Copparo, il dialetto e la Spal: «Quante risate con Finetti»
Il cantautore ferrarese si è spento nel 2018, il ricordo della figlia e dell’amico Rossoni
Copparo Il cantautore Alfio Finetti, uno dei volti più iconici e divertenti dell’itera provincia, si spegneva a Ferrara esattamente sei anni fa. Attraverso le sue canzoni ha saputo raccontare pregi e difetti dei ferraresi e della vita quotidiana di provincia. Lo ha fatto attraverso brani ironici, divertenti, alcuni divenuti veri e propri classici per il territorio. Oltre duecento canzoni pubblicate con uno stile unico e inimitabile che Sergio Rossoni, uno dei suoi più cari amici, assieme alla figlia del cantautore, Rita Finetti, cercano di far rivivere facendolo riscoprire ad ogni occasione.
Nella memoria
«Ricordo il suo buonumore – dice Rossoni – e il suo modo di vedere la vita col bicchiere mezzo pieno, se non tre quarti. Ma anche la simpatia, la disponibilità, la gentilezza, l’intelligenza oltre all’umorismo». Proprio questo è stato il tratto distintivo di Finetti, che ha saputo amalgamare testi dialettali, sonorità blues e liscio.

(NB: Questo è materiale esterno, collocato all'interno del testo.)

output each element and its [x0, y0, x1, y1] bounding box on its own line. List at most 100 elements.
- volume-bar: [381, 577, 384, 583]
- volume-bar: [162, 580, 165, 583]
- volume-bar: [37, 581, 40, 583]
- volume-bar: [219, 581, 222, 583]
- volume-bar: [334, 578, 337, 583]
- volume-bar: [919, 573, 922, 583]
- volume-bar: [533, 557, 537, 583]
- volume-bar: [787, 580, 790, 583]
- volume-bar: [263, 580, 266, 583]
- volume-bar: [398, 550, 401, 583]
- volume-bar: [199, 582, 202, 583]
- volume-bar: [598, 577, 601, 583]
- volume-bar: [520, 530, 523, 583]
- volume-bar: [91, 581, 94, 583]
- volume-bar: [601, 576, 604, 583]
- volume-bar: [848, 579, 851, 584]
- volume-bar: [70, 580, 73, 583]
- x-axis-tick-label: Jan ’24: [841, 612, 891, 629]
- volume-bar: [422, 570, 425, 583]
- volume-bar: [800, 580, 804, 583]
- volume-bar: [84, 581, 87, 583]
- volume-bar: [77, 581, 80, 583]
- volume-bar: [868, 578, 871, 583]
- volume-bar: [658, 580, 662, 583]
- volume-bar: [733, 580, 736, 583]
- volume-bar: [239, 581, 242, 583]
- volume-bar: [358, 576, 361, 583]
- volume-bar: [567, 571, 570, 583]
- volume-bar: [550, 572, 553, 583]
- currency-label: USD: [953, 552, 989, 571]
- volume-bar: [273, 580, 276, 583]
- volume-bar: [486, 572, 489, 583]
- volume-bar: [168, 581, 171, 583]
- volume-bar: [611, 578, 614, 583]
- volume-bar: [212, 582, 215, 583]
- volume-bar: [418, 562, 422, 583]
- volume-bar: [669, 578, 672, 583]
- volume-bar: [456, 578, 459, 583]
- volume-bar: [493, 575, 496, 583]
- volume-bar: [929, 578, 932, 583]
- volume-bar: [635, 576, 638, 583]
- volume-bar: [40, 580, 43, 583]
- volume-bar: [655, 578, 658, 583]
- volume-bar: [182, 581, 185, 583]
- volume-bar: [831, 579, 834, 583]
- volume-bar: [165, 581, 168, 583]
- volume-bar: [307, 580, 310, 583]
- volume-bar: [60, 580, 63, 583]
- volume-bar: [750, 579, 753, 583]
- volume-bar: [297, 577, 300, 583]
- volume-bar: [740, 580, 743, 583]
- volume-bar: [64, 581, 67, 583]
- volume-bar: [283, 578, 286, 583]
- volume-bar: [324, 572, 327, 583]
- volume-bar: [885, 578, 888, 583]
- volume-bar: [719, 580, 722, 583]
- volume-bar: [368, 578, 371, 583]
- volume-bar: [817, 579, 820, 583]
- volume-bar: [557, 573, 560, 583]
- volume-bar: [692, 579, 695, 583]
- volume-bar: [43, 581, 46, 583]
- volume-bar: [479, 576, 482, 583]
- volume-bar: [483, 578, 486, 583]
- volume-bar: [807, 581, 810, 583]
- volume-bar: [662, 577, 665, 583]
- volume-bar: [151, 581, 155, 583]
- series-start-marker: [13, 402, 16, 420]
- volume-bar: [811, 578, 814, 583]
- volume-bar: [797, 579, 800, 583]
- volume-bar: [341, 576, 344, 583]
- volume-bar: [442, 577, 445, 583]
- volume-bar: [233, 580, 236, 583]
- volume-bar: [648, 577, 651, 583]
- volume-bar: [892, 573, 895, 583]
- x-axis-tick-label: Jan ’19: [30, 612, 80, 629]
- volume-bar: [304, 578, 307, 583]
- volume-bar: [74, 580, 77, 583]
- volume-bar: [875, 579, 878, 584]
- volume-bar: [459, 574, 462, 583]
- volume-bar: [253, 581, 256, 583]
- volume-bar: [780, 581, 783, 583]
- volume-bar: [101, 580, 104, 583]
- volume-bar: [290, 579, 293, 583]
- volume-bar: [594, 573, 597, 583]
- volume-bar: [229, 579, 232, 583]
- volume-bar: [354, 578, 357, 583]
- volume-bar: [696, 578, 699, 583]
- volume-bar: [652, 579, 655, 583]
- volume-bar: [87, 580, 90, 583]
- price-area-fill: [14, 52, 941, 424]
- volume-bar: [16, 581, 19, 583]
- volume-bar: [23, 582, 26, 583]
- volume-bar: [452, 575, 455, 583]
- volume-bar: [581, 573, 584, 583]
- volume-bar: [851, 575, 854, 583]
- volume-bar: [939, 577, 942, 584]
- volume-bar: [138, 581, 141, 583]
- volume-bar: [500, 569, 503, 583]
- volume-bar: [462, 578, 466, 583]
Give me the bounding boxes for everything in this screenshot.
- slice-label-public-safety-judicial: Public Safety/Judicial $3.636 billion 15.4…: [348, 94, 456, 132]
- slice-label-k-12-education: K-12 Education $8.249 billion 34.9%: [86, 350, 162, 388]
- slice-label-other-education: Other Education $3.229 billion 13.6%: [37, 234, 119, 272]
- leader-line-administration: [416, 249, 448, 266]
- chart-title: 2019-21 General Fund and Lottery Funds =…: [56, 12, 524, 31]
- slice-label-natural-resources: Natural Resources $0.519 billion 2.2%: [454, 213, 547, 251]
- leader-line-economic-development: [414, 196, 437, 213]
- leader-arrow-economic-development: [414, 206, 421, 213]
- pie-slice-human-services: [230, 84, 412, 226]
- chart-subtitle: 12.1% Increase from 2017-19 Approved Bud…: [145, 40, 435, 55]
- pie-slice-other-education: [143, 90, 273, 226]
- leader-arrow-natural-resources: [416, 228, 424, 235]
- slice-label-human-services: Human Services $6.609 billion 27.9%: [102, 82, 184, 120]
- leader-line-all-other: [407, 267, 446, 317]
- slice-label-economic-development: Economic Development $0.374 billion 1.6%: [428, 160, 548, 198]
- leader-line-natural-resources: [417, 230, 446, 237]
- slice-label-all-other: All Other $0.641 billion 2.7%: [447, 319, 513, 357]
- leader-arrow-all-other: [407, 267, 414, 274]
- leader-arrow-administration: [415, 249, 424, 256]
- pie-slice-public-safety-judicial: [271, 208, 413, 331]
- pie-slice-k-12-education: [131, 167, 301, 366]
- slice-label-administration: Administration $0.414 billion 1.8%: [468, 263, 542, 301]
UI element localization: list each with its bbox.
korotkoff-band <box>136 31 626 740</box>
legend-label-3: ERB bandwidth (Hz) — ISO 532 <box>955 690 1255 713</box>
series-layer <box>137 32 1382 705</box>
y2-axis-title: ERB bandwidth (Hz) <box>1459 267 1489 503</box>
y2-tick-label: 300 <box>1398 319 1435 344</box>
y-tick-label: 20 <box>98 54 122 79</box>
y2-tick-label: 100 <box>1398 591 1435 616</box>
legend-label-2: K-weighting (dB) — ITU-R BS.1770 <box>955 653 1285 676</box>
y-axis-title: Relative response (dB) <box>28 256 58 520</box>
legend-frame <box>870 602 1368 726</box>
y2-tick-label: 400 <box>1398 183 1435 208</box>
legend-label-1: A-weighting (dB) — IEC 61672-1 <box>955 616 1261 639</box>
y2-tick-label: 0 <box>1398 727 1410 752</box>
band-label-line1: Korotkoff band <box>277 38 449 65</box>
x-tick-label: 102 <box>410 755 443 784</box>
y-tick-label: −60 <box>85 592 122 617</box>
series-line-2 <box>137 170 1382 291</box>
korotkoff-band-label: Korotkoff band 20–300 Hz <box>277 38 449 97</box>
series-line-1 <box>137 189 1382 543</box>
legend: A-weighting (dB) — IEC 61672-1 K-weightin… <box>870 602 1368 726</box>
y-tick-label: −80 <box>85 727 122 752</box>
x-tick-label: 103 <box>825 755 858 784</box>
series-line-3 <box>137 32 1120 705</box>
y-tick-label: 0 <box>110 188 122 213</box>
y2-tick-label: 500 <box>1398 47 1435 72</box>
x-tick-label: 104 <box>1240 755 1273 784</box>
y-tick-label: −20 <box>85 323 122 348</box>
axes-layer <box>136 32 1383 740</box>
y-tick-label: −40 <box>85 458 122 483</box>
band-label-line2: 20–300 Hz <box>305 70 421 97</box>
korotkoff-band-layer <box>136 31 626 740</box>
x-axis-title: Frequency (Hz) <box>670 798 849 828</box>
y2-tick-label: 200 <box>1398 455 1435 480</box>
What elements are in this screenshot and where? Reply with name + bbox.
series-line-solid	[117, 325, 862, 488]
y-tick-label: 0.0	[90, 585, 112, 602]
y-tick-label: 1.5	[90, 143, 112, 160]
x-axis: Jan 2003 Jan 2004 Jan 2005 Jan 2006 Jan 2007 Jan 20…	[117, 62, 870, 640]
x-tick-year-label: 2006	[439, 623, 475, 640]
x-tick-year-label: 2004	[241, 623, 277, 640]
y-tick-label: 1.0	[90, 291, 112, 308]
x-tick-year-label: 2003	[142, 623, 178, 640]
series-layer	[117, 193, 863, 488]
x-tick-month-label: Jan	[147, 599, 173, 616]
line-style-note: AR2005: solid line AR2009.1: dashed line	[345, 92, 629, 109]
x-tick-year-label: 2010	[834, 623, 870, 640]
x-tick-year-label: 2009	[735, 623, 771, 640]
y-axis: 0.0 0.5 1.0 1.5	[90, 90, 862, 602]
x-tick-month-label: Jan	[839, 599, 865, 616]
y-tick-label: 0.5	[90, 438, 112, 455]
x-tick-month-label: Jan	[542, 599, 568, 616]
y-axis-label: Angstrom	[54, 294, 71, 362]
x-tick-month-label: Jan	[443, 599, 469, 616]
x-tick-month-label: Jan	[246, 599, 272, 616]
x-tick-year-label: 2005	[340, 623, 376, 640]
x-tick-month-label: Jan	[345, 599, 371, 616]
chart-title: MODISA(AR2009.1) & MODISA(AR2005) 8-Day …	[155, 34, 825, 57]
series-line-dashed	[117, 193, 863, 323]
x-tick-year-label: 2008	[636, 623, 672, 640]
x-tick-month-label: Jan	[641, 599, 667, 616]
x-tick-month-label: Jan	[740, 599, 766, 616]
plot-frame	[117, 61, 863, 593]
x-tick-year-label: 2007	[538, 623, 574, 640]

Chi lo ha conosciuto da vicino rievoca con piacere i pranzi o le cene con lui, quelle interruzioni con la forchetta a mezz’aria in cui già si sapeva che Alfio stava per raccontare una della sue fulminanti barzellette inventate lì per lì. Tra le sue produzioni più conosciute vi è l’inno della Spal di cui era tifoso, ma anche “Al condominio” rimasto nella memoria collettiva dei ferraresi o “Al re dla miseria” e molte altre ancora in una produzione incredibile, fatta di spensieratezza e ironia. «Lui riusciva a vedere il lato comico delle cose. Anche in quelle più tristi che la vita ci mette davanti – racconta la figlia Rita – era un ottimista: cercava sempre la positività e un modo per non abbattersi, nonostante avesse avuto lui per primo una vita non facile». Orfano di padre a soli 6 anni, con la madre che faceva l’infermiera e che aveva poco tempo per occuparsi della famiglia, dato che all’epoca chi faceva quella professione doveva svolgere molte altre mansioni. Alfio non si diede per vinto cercando sempre di darsi da fare. «Era difficile che parlasse apertamente della sua infanzia. Era un capitolo, era sempre molto riservato», dice la figlia. Dopo il periodo d’oro è iniziato il declino, con quella malattia lenta e inesorabile che si porta via giorno per giorno pezzi di memoria. «Per uno come lui che aveva inventato e creato canzoni era un insulto ed è stato triste per amici e parenti vedere che stava dimenticando ciò che lui stesso aveva costruito, con i suoi tempi comici unici, con la battuta giusta al momento giusto».
Ieri e oggi
Dopo alcuni anni in casa di riposo la malattia ebbe la meglio e se lo portò via l’8 agosto del 2018. Aveva 84 anni. «Ciò che manca di più, oltre al personaggio e all’artista – prosegue Rossoni – è il modo di ridere che avevamo in quegli anni. I ragazzi di oggi non ridono più con le battute che faceva Alfio allora. C’è un’altra modalità. Manca la battuta grassa, quella modalità di risata che avevamo noi. Poter fare la battuta senza preoccuparsi di offendere qualcuno». Per tenere vivo il ricordo di Alfio, oltre ai concerti con la tribute band (l’ultimo si è svolto sabato 3 agosto a Portomaggiore) composta da Rossoni e da Rita Finetti, oggi c’è anche un museo nel ridotto del teatro De Micheli di Copparo in cui è esposto il suo pianoforte, le sue chitarre i suoi dischi, le sue foto e i suoi più cari ricordi, in attesa di un cd con all’interno i suoi brani più famosi, per tornare a far ridere di gusto la sua Ferrara.